Ich bin daher der Meinung, der Weg hat nicht erst begonnen. Der Weg begann mit der Erarbeitung eines gemeinsamen Regierungsprogrammes. Dieses Programm war der Weg. Der Weg ist noch da, aber man marschiert jetzt offenbar in die entgegengesetzte Richtung, und noch dazu geht man ganz am linken Wegesrand. Das halte ich für einen Fehler.

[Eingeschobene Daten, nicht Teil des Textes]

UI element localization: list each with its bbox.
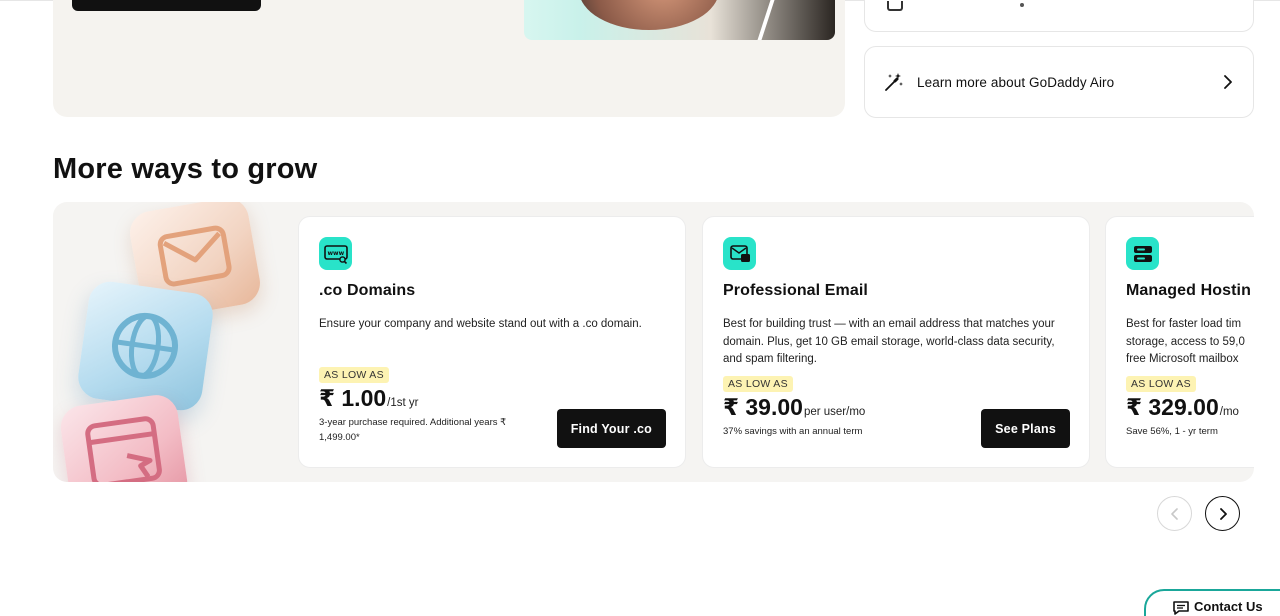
price-unit: /1st yr <box>387 397 419 409</box>
product-price: ₹ 1.00 <box>319 385 387 411</box>
product-illustration <box>53 202 293 482</box>
hero-cta-button[interactable] <box>72 0 261 11</box>
price-badge: AS LOW AS <box>1126 376 1196 392</box>
product-price: ₹ 39.00 <box>723 394 803 420</box>
price-note: Save 56%, 1 - yr term <box>1126 426 1218 437</box>
contact-us-button[interactable]: Contact Us <box>1144 589 1280 616</box>
server-icon <box>1126 237 1159 270</box>
carousel-next-button[interactable] <box>1205 496 1240 531</box>
product-price: ₹ 329.00 <box>1126 394 1219 420</box>
find-your-co-button[interactable]: Find Your .co <box>556 409 666 448</box>
product-name: Professional Email <box>723 282 868 299</box>
product-card-co-domains: www .co Domains Ensure your company and … <box>298 216 686 468</box>
email-icon <box>723 237 756 270</box>
price-note: 37% savings with an annual term <box>723 426 863 437</box>
chevron-right-icon <box>1221 75 1235 89</box>
chevron-right-icon <box>1219 507 1227 520</box>
price-note: 3-year purchase required. Additional yea… <box>319 417 507 443</box>
contact-us-label: Contact Us <box>1194 599 1263 614</box>
www-search-icon: www <box>319 237 352 270</box>
chevron-left-icon <box>1170 507 1178 520</box>
learn-more-airo-link[interactable]: Learn more about GoDaddy Airo <box>864 46 1254 118</box>
magic-wand-icon <box>883 71 905 93</box>
product-description: Ensure your company and website stand ou… <box>319 318 642 330</box>
learn-more-label: Learn more about GoDaddy Airo <box>917 74 1115 90</box>
price-badge: AS LOW AS <box>319 367 389 383</box>
tray-icon <box>887 1 903 11</box>
carousel-prev-button[interactable] <box>1157 496 1192 531</box>
section-title: More ways to grow <box>53 153 318 185</box>
product-name: Managed Hostin <box>1126 282 1251 299</box>
product-description: Best for building trust — with an email … <box>723 318 1055 365</box>
product-description: Best for faster load tim storage, access… <box>1126 318 1245 365</box>
side-card-previous[interactable] <box>864 0 1254 32</box>
price-badge: AS LOW AS <box>723 376 793 392</box>
chat-icon <box>1172 600 1190 616</box>
product-card-managed-hosting: Managed Hostin Best for faster load tim … <box>1105 216 1254 468</box>
price-unit: /mo <box>1219 406 1239 418</box>
product-card-professional-email: Professional Email Best for building tru… <box>702 216 1090 468</box>
svg-text:www: www <box>327 250 344 257</box>
price-unit: per user/mo <box>803 406 866 418</box>
website-tile-icon <box>57 392 191 482</box>
product-name: .co Domains <box>319 282 416 299</box>
products-carousel: www .co Domains Ensure your company and … <box>53 202 1254 482</box>
globe-tile-icon <box>75 278 216 414</box>
hero-image <box>524 0 835 40</box>
see-plans-button[interactable]: See Plans <box>981 409 1070 448</box>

Ihnen, Frau Bundeskanzlerin, wünsche ich für die verantwortungsvolle Aufgabe alles Gute. Herr Vizekanzler, bewahren Sie sich Ihre Heiterkeit, es macht die Bürde des Am­tes auch tatsächlich leichter. Ich wünsche Ihnen und allen Mitgliedern der Bundesregie­rung alles Gute.

Eine Bitte habe ich an den Bundesminister für Landesverteidigung: die Frage der Schließung der Heeressicherheitsschule zu überdenken, weil ich glaube, dass man jungen Menschen damit eine Chance nimmt. (Beifall bei der FPÖ, bei Abgeordneten der ÖVP sowie des Abg. Dönmez.)

Uns allen, meine Damen und Herren, wünsche ich insgesamt mehr Inhalte und weni­ger Dramaturgie. Wir hatten davon in den letzten Wochen genug. – Besten Dank. (Bei­fall bei der FPÖ sowie des Abg. Dönmez.)

10.07

Präsident Mag. Wolfgang Sobotka: Zu Wort gemeldet ist Klubobfrau Meinl-Reisin­ger. – Bitte schön.